In a recent post, I stressed the fact that you shouldn’t get so hung up on a name. I honestly think that it’s best to brainstorm a decent amount but to ultimately just pick something and move on. Every day you waste thinking about the “perfect name” is a day you cannot spend growing your business. When it comes to picking a team, this is NOT the case. You’ll want to do your due diligence here to make sure the team you’re assembling is the best possible fit.
Who should be on your team?
People with complementary skills should be on a team. You don’t want two marketing guys and zero web developers. It’s best to have a representative from each key function who is skilled at their craft. Here’s an example of a great mix:
- A graphic designer – good with editing photos, videos, creating marketing material, etc.
- A product developer – if creating software or a website, this person should be capable of creating an SEO optimized website and customize areas as necessary. If creating a physical product, this person should help design, prototype, and test products.
- A sales lead – responsible for finding new customers, distributing marketing materials, etc.
Chances are that the functions will overlap in some areas. The sales guy may be involved in video editing or filming. The web guy may have to use Canva and do some free, easy edits when the graphic designer is tied up. Be flexible, but always reach out for clarification from the subject matter expert when in doubt.
Make sure that members have experience in their areas. One cannot simply decide to be a graphic designer. He or she should have previous experience, have gone to school for it preferably, and have a proven track record and portfolio. Once you pool all this talent together, you’ll be able to achieve things quickly and effectively.
Before getting excited, assigning equity, and drafting up business papers, you should do one thing: work together. Try working together for a few weeks at minimum.

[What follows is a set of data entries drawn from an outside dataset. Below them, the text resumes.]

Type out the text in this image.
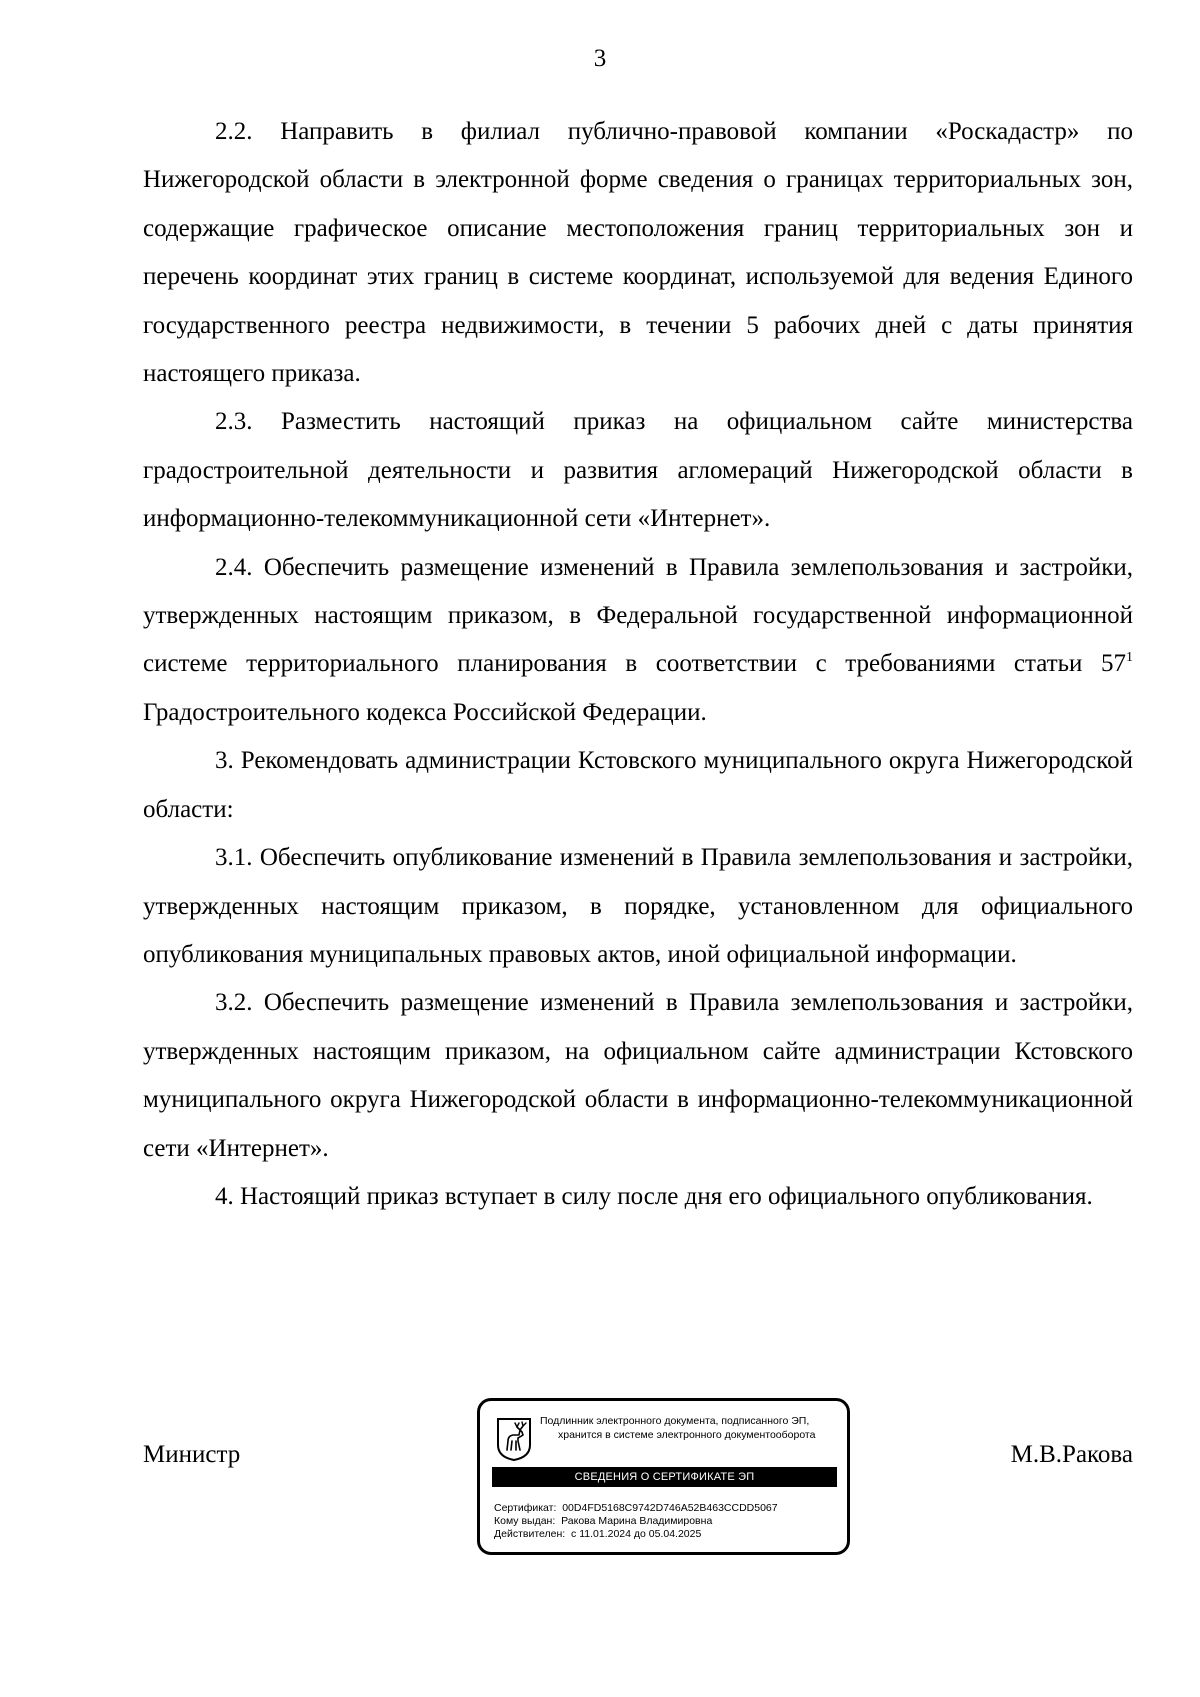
3

2.2. Направить в филиал публично-правовой компании «Роскадастр» по Нижегородской области в электронной форме сведения о границах территориальных зон, содержащие графическое описание местоположения границ территориальных зон и перечень координат этих границ в системе координат, используемой для ведения Единого государственного реестра недвижимости, в течении 5 рабочих дней с даты принятия настоящего приказа.

2.3. Разместить настоящий приказ на официальном сайте министерства градостроительной деятельности и развития агломераций Нижегородской области в информационно-телекоммуникационной сети «Интернет».

2.4. Обеспечить размещение изменений в Правила землепользования и застройки, утвержденных настоящим приказом, в Федеральной государственной информационной системе территориального планирования в соответствии с требованиями статьи $57^1$ Градостроительного кодекса Российской Федерации.

3. Рекомендовать администрации Кстовского муниципального округа Нижегородской области:

3.1. Обеспечить опубликование изменений в Правила землепользования и застройки, утвержденных настоящим приказом, в порядке, установленном для официального опубликования муниципальных правовых актов, иной официальной информации.

3.2. Обеспечить размещение изменений в Правила землепользования и застройки, утвержденных настоящим приказом, на официальном сайте администрации Кстовского муниципального округа Нижегородской области в информационно-телекоммуникационной сети «Интернет».

4. Настоящий приказ вступает в силу после дня его официального опубликования.

Министр
Подлинник электронного документа, подписанного ЭП,
хранится в системе электронного документооборота
СВЕДЕНИЯ О СЕРТИФИКАТЕ ЭП
Сертификат:  00D4FD5168C9742D746A52B463CCDD5067
Кому выдан:  Ракова Марина Владимировна
Действителен:  с 11.01.2024 до 05.04.2025
М.В.Ракова
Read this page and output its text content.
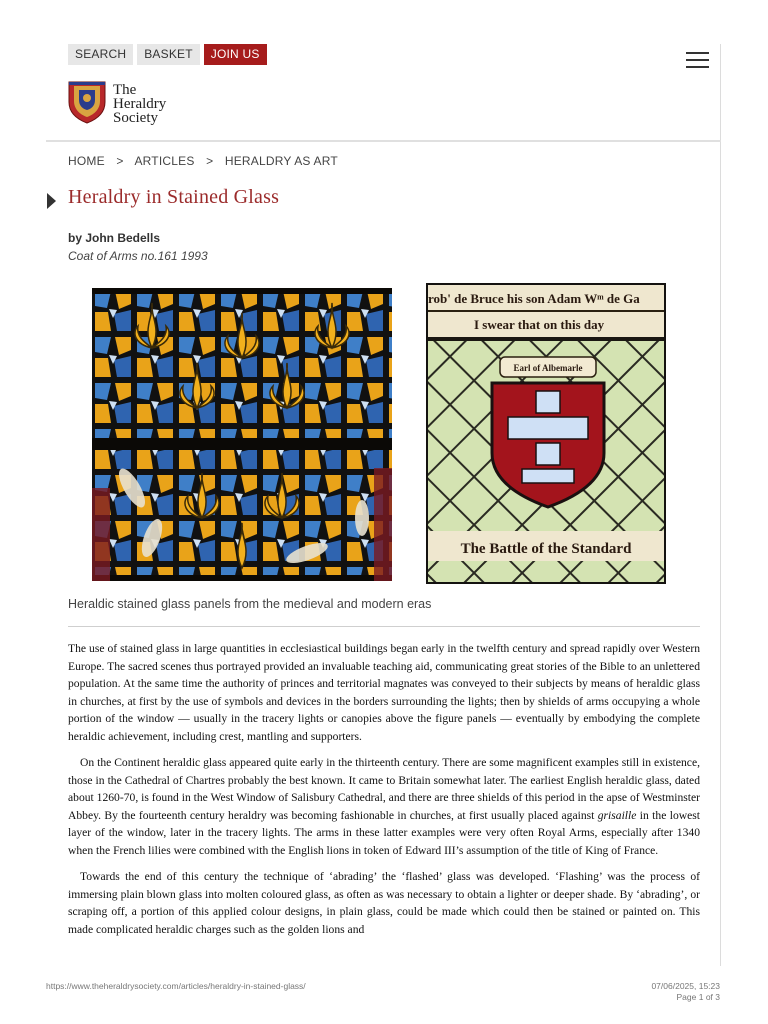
SEARCH	BASKET	JOIN US
The
Heraldry
Society
HOME > ARTICLES > HERALDRY AS ART
Heraldry in Stained Glass
by John Bedells
Coat of Arms no.161 1993
rob' de Bruce his son Adam Wᵐ de Ga
I swear that on this day
Earl of Albemarle
The Battle of the Standard
Heraldic stained glass panels from the medieval and modern eras

The use of stained glass in large quantities in ecclesiastical buildings began early in the twelfth century and spread rapidly over Western Europe. The sacred scenes thus portrayed provided an invaluable teaching aid, communicating great stories of the Bible to an unlettered population. At the same time the authority of princes and territorial magnates was conveyed to their subjects by means of heraldic glass in churches, at first by the use of symbols and devices in the borders surrounding the lights; then by shields of arms occupying a whole portion of the window — usually in the tracery lights or canopies above the figure panels — eventually by embodying the complete heraldic achievement, including crest, mantling and supporters.

On the Continent heraldic glass appeared quite early in the thirteenth century. There are some magnificent examples still in existence, those in the Cathedral of Chartres probably the best known. It came to Britain somewhat later. The earliest English heraldic glass, dated about 1260-70, is found in the West Window of Salisbury Cathedral, and there are three shields of this period in the apse of Westminster Abbey. By the fourteenth century heraldry was becoming fashionable in churches, at first usually placed against grisaille in the lowest layer of the window, later in the tracery lights. The arms in these latter examples were very often Royal Arms, especially after 1340 when the French lilies were combined with the English lions in token of Edward III’s assumption of the title of King of France.

Towards the end of this century the technique of ‘abrading’ the ‘flashed’ glass was developed. ‘Flashing’ was the process of immersing plain blown glass into molten coloured glass, as often as was necessary to obtain a lighter or deeper shade. By ‘abrading’, or scraping off, a portion of this applied colour designs, in plain glass, could be made which could then be stained or painted on. This made complicated heraldic charges such as the golden lions and

https://www.theheraldrysociety.com/articles/heraldry-in-stained-glass/	07/06/2025, 15:23
Page 1 of 3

Heck, even a few months. Gauge everyone’s work ethic. Are there slackers? Are there “talkers” that don’t get to the “doing” part? If so, really see if those individuals are necessary. If anyone does not add value or consistently lets the team down, avoid them like the plague. That’s some solid advice I wish I had myself on my first LLC, so I could have avoided some issues down the road.
A recent podcast I listened to, “How To Start A Startup” by Y Combinator, recommended having vested equity. You can either check out the podcast or feel free to see the recorded videos here on YouTube. Vested equity means that founders earn certain percentages over time. This way, they can be in it for the long haul. If a founder leaves early, they won’t take a huge chunk of the company with them.